The invention belongs to the field of biomedicine and relates to a small molecule inhibitor of ornithine decarboxylase (ODC) and an application thereof. A novel small molecule inhibitor aiming at ODC is found through computer-aided high-throughput medicine screening. Verification of the effects of the novel small molecule inhibitor finds that the novel small molecule inhibitor has good inhibiting effects on ODC and can be especially used for inhibiting human-derived ODC, preventing, treating and diagnosing tumor diseases and pathogenic microorganism infection and developing and preparing tumor medicines or medicines against pathogenic microorganism infection.

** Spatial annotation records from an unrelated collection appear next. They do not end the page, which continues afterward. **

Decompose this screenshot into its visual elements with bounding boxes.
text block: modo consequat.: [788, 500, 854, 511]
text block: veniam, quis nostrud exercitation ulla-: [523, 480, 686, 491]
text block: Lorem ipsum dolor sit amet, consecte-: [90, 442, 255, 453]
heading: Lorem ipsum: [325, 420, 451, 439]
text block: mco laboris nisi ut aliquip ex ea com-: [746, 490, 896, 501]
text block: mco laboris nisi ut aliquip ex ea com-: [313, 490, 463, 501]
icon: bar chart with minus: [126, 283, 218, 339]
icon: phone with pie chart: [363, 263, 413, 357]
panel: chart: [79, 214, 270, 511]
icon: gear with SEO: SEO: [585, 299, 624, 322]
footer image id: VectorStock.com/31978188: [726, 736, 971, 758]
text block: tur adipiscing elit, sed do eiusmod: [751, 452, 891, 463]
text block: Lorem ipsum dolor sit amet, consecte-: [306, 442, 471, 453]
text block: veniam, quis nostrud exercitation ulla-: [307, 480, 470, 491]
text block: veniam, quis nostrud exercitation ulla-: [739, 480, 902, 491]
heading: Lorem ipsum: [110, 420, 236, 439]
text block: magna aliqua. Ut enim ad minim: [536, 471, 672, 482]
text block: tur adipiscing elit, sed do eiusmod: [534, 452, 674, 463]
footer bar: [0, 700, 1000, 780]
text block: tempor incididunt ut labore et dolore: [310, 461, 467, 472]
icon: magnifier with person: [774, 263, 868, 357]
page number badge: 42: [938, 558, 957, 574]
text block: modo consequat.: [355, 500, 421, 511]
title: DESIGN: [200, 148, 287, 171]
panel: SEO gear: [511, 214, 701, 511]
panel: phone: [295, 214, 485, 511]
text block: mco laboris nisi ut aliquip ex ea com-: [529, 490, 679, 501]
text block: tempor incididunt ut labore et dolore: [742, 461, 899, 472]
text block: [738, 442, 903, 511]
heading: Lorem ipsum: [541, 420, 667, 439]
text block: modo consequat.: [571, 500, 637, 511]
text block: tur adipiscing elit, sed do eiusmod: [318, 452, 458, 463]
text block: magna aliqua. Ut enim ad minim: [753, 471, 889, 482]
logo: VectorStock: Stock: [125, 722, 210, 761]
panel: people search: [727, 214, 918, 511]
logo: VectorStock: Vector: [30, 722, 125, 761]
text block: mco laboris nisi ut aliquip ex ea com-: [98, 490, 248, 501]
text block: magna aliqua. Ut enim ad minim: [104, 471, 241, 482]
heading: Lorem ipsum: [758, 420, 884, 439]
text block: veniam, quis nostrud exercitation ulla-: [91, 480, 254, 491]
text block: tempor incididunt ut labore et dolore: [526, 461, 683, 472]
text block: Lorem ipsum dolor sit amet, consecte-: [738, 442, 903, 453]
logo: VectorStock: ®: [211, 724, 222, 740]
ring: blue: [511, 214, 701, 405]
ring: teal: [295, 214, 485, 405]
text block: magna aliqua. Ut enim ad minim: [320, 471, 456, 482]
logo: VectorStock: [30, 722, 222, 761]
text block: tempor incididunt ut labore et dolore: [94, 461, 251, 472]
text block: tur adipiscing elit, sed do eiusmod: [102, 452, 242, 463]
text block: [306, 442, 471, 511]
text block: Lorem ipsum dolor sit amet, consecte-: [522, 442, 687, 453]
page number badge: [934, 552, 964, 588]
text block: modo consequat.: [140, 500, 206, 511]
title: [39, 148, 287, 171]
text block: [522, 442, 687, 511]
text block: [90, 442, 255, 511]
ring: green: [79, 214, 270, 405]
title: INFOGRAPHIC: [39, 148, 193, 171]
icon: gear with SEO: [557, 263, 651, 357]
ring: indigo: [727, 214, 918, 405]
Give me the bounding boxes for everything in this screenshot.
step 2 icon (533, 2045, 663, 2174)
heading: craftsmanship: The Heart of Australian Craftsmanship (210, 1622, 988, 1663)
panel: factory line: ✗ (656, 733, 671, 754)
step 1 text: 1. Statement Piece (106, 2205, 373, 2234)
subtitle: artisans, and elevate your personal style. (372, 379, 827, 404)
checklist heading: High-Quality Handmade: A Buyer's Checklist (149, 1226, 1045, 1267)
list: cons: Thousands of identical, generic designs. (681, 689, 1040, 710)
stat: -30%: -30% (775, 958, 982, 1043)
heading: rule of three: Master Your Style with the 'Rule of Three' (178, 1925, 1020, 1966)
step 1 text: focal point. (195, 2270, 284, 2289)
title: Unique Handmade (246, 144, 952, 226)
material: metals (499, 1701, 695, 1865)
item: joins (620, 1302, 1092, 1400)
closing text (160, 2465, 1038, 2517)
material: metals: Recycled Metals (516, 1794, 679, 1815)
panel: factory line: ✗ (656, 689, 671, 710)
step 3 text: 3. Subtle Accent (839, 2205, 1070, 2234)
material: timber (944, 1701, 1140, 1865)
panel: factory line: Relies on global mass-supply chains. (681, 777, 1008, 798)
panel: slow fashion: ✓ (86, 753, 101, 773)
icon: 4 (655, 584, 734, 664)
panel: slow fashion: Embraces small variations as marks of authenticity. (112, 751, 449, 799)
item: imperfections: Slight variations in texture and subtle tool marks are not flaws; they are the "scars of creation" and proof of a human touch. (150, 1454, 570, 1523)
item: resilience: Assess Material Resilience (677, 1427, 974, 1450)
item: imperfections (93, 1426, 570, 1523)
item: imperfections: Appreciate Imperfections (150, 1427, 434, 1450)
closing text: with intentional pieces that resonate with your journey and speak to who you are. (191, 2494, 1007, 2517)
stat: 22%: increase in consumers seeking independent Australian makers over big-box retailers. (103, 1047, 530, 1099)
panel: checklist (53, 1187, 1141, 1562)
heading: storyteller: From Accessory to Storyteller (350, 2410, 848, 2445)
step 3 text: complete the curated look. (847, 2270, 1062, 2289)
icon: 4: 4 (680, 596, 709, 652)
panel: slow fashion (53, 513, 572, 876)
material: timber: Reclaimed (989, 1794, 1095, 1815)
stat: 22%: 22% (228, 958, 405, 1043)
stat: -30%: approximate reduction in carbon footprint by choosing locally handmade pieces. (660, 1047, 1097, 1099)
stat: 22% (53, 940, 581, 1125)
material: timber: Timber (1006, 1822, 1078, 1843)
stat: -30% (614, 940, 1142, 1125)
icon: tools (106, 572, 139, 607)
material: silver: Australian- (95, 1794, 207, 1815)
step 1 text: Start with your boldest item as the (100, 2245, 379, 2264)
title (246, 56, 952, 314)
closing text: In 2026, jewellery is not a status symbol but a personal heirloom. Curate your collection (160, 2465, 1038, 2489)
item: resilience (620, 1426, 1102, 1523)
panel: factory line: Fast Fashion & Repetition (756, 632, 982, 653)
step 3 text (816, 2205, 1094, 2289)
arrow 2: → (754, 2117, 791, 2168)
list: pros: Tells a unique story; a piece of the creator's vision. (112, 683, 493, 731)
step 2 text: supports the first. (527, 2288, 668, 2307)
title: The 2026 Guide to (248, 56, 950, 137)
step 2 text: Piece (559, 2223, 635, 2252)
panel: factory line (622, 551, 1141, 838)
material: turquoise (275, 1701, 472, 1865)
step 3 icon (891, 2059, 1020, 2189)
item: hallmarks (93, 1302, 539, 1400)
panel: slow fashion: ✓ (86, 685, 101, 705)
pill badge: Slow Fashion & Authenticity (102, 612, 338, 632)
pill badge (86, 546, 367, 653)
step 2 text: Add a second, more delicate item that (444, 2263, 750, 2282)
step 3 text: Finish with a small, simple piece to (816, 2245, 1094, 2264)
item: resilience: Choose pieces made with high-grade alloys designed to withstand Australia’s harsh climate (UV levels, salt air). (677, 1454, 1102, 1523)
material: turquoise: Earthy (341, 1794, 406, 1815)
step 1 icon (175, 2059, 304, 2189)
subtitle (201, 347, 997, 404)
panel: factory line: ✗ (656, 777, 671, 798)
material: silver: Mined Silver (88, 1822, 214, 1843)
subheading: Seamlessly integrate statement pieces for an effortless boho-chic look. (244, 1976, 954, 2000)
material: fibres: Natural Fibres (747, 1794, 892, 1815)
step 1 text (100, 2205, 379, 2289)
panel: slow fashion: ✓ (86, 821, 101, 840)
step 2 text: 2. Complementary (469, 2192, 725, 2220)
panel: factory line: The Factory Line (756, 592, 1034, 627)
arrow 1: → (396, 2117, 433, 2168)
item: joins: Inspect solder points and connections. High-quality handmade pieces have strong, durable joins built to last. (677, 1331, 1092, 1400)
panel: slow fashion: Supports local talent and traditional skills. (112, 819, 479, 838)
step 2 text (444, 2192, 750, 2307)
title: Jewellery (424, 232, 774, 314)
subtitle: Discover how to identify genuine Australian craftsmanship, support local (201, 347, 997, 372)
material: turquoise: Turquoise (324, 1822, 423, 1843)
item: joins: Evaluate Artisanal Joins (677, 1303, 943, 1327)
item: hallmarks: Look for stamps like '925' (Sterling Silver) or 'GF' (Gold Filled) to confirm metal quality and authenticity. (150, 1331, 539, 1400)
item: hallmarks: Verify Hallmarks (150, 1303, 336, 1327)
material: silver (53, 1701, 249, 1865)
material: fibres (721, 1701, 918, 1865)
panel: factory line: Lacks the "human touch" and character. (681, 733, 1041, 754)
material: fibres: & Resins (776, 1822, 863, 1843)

The invention provides methods, uses and compounds for treating cancers. For example, certain embodiments provide a method for treating cancer in a mammal comprising administering to the mammal an effective amount of 3,5,7,8,4′-Pentahydroxyflavone, or a pharmaceutically acceptable salt thereof. Certain other embodiments of the invention provide methods for inactivating ornithine decarboxylase (ODC) in a cell comprising contacting the cell in vitro or in vivo with an effective amount of 3,5,7,8,4′-Pentahydroxyflavone, or a pharmaceutically acceptable salt thereof. The invention also provides a dermal product comprising 3,5,7,8,4′-Pentahydroxyflavone, or a pharmaceutically acceptable salt thereof, wherein the product prophylactically or therapeutically treats sunburn or other sun exposure and / or skin cancer in a mammal.